“Rain in scarce in this area. I like to water my farm each day, and check on the water system and the trees,” says 21-year-old Najim on his farm in Mosul, where he grows wheat, onion, sesame and olives trees.
Ensuring his land gets sufficient water is critical for his livelihoods, especially in the summer months when temperatures across Iraq soar.
Najim hopes to cultivate more of his land in the area of Mosul, as part of his plan to develop his business. He is being supported by a financial inclusion initiative being implemented by the ILO under the PROSPECTS Partnership - funded by the Government of the Netherlands.
Through this initiative Najim recently completed a financial education training which aims to enhance the financial knowledge and skills of young people and entrepreneurs to better manage their finances and prepare them to access financial services.

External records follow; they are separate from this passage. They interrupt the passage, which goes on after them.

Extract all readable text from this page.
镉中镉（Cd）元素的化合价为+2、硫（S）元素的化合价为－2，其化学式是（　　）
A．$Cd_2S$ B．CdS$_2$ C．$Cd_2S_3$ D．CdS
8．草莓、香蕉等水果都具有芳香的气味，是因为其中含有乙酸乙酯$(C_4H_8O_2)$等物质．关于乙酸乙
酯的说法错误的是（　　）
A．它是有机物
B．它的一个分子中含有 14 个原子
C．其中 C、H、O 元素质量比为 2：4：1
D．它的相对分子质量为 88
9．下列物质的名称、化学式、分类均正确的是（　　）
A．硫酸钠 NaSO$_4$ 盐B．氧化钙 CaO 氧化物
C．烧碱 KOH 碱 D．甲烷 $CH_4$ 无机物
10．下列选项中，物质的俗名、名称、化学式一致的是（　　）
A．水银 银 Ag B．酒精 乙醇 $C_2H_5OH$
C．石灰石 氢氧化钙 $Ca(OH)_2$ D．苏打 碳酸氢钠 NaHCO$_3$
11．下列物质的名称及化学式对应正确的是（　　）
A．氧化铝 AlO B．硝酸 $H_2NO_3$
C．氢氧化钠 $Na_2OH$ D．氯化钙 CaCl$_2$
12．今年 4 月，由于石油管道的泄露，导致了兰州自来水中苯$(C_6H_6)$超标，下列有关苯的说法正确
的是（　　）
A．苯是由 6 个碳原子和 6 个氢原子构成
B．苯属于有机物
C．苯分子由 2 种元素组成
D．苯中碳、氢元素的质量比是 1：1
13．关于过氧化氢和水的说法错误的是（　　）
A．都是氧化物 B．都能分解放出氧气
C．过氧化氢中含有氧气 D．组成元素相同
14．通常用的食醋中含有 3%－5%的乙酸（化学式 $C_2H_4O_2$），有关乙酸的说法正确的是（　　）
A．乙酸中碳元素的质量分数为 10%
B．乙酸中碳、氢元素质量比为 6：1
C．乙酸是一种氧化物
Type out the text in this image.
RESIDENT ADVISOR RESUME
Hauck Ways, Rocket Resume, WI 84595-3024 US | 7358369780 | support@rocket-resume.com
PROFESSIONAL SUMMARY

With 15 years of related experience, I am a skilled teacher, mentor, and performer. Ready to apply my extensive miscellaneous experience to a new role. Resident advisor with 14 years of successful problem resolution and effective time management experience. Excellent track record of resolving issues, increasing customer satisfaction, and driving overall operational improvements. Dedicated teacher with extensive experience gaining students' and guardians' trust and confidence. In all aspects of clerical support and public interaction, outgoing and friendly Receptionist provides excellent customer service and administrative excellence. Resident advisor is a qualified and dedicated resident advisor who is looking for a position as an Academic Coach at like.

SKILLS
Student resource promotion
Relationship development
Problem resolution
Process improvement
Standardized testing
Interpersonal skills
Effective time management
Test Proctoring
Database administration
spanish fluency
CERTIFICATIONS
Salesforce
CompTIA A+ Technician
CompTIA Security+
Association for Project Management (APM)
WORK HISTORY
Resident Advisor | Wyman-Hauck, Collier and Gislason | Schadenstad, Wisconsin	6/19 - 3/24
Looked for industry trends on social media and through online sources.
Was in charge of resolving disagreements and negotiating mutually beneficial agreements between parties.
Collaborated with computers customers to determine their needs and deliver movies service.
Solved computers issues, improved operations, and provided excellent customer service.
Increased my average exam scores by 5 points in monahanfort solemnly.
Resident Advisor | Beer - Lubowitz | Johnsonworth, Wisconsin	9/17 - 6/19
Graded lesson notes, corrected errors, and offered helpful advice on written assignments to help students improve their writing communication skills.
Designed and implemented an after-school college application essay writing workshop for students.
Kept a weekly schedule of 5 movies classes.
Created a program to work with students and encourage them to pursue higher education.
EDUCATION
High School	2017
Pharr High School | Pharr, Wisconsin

Najim has also been referred to a bank so he can access a loan that will allow him expand his business further, improve his livelihoods and cultivate more land.
The ILO is collaborating with different partners to enhance the functioning of the private sector while addressing the barriers to decent self-employment for host community members and forcibly displaced persons. This includes facilitating their access to affordable loans through financial service providers so they can re-start or grow their businesses, while also improving their financial and business management knowledge.
“I would like to get sprinklers and drip irrigation,” says Najim.
“There is a lot of land here that could be used for farming, but it is not being used. So, I will make use of this and cultivate all of it.”